Backward pass runtime degradation (Linear + `tensor_product`) in the latest versions

gerkone commented 1 year ago

Hey. The tensor_product implementation has changed substantially from 0.17.3 to 0.19.3, which made it simpler and much faster in inference. This does not seem to be the case for backpropagation (especially at high Ls). I noticed this while training segnn with L=3 on a problem that used to take hours with e3nn-jax 0.17.3, but with 0.19.3 did not finish in days.

Model init and backward jitting also always take a lot of time, which is not a big deal in practice but could mean something.

e3nn-jax version vs Backprop time

On the other hand, differentiating tensor_product only (without linear layer) is about the same/faster in the newer versions, which is unexpected.

e3nn-jax version vs Backprop time (tp only)

Detailed results in table. Forward and backward are 100 (compiled) passes on single Linear + tensor_product layer, with the spherical harmonics at the respective order as input and 1x0e + 1x1o as output. Jit time refers to the backward pass jitting.

	L=0			L=3			L=5
	Frwd	Bkwd	Jit	Frwd	Bkwd	Jit	Frwd	Bkwd	Jit
0.17.3	16.63	10.70	397.70	30.32	27.91	751.56	57.19	80.14	1232.86
0.19.1	15.14	22.61	747.90	32.16	500.49	5220.34	52.06	1275.34	34265.00
0.19.2	16.19	35.12	1123.24	26.00	499.58	8296.36	43.45	2113.12	60620.00

Reproduction script

import os
import jax
import jax.numpy as jnp 
import time
import haiku as hk
import warnings
from multiprocessing import Process, Queue

warnings.filterwarnings("ignore")

def tp_test(queue):
    import e3nn_jax as e3nn

    def run(tp_fn, ir, bs=100, reruns=100):    
        x = e3nn.normal(ir, key=jax.random.PRNGKey(0), leading_shape=(bs,))
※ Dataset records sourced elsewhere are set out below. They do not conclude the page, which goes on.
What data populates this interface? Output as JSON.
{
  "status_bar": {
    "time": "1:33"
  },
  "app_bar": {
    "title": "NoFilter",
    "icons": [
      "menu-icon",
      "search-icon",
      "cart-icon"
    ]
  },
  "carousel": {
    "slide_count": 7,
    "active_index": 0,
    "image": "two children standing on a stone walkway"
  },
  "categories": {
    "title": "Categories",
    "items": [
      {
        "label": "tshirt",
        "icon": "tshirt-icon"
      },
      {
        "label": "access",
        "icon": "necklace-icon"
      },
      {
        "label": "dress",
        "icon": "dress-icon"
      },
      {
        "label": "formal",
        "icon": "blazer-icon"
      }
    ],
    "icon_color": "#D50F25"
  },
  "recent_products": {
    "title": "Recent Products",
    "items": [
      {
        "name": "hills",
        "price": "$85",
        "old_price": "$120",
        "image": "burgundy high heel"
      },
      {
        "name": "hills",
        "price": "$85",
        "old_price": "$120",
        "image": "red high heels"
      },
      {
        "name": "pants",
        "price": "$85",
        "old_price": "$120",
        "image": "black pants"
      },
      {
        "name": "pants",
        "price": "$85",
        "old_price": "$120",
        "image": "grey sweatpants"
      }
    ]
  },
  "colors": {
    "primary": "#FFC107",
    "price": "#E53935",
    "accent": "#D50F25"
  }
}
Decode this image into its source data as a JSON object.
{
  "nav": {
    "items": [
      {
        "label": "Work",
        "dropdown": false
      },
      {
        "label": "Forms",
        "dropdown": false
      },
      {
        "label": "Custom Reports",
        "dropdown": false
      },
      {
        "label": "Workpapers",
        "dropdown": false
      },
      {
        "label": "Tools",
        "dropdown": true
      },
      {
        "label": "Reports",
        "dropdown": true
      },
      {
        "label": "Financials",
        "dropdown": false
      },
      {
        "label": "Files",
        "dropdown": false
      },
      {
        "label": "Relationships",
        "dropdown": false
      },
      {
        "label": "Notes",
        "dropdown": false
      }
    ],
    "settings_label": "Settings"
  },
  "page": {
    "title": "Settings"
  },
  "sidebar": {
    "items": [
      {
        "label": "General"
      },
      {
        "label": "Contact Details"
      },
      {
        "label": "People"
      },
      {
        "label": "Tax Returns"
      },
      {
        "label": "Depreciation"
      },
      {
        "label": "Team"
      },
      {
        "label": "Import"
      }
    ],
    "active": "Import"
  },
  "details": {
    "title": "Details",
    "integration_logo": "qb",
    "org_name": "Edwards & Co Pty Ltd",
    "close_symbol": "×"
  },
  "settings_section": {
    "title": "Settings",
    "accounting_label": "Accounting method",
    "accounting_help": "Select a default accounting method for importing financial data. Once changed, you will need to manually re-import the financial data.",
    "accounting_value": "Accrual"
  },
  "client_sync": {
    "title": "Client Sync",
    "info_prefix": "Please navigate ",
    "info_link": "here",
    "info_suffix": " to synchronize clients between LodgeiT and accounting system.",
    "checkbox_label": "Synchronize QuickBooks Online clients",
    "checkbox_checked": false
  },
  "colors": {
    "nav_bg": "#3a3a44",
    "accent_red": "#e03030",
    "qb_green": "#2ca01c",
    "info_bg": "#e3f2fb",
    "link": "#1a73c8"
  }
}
        st = time.perf_counter_ns()
        tp = hk.without_apply_rng(hk.transform(tp_fn))
        w = tp.init(jax.random.PRNGKey(0), x)
        apply = jax.jit(tp.apply)
        jax.block_until_ready(apply(w, x))
        init_end = (time.perf_counter_ns() - st) / 1e6

        st = time.perf_counter_ns()
        for _ in range(reruns):
            jax.block_until_ready(apply(w, x))
        forward_end = (time.perf_counter_ns() - st) / 1e6

        # backwards
        @jax.jit
        def grad_fn(x):
            def loss_fn(x):
                return jnp.mean(apply(w, x))
            return jax.grad(loss_fn)(x)

        st = time.perf_counter_ns()
        jax.block_until_ready(grad_fn(x))
        jit_end = (time.perf_counter_ns() - st) / 1e6

        st = time.perf_counter_ns()
        for _ in range(reruns):
            jax.block_until_ready(grad_fn(x))
        backward_end = (time.perf_counter_ns() - st) / 1e6

        return forward_end, backward_end, init_end, jit_end

    print(f"Version {e3nn.__version__}")

    results = {}

    for L in [1, 3, 5]:
        ir_L = e3nn.Irreps.spherical_harmonics(L) * 8
        def only_tp(x):
            return e3nn.tensor_product(x, x, filter_ir_out="1x0e+1x1o").array

        frwd_time, bkwd_time, init_time, jit_time = run(only_tp, ir_L)
        print(
            f"[L={L} TP only]: forward={frwd_time:.2f}ms (init={init_time:.2f}ms) - "
            f"backward={bkwd_time:.2f}ms (jit={jit_time:.2f}ms)"
        )

        def linear_tp(x):
            return e3nn.haiku.Linear("1x0e+1x1o")(e3nn.tensor_product(x, x)).array

        frwd_time, bkwd_time, init_time, jit_time = run(linear_tp, ir_L)
        print(
            f"[L={L} Linear TP]: forward={frwd_time:.2f}ms (init={init_time:.2f}ms) - "
            f"backward={bkwd_time:.2f}ms (jit={jit_time:.2f}ms)"
        )

        results[f"L={L}"] = bkwd_time

    queue.put({e3nn.__version__: results})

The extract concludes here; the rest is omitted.